Three Lines of Defence in Risk Management
Clear Thinking Is Needed
Board and executive management are being placed under increasing pressure to address ‘the ills of the past.’ The regulator has focused intentionally on the “tone from the top”, “culture change” and “conduct risk management” with expectations for long lists of key risk indicators. Although this is not an unreasonable start, and well-intentioned, this nearly singular top-down focus towards managing risks has stopped being helpful to businesses.
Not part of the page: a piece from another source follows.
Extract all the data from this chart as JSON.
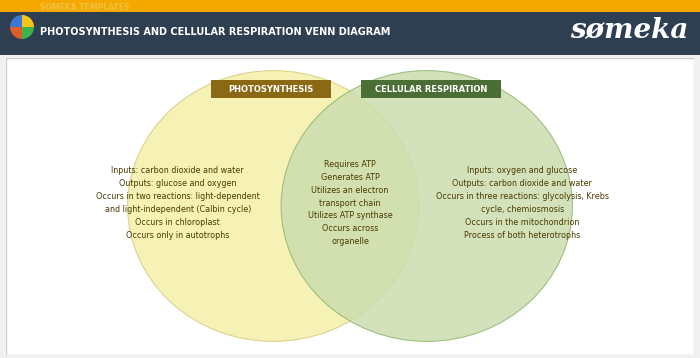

Regulators and businesses have come to the realisation that to achieve real change to risk management and culture, the hearts and minds of those on the ground need to be engaged. As firms recognise this they are revisiting the use of the three lines of defence risk management model. In recent discussions, firms have mentioned to us that they are revisiting the model and how they use it in practice. Whilst some say the model is too simplistic, we believe its simplicity may actually be its strength and its proper adoption might well lead to sustainable, cost effective risk management programmes.
A Brief Summary
The first line: Operational Business units
The first line brings risks into the organisation. These revenue producers bring in ‘risky’ products and clients in their efforts to deliver desired financial results. What we frequently fail to see is the first line ‘hands-on’ producers really grasping the risk/reward trade off of the activities they undertake; they don’t recognise the resources required to investigate new products, new legal entity structures, new jurisdictions, or clients from high risk jurisdictions.
Business line senior management are responsible for ensuring they understand and manage the risks effectively; i.e. have the right systems and controls been put in place to manage their business within the risk appetite set by the Board. Most importantly, they need to ask themselves – ‘How do they know that what they think is happening in their business actually is?’ This leads to the question who tells them if things have gone awry: their own business leaders or compliance?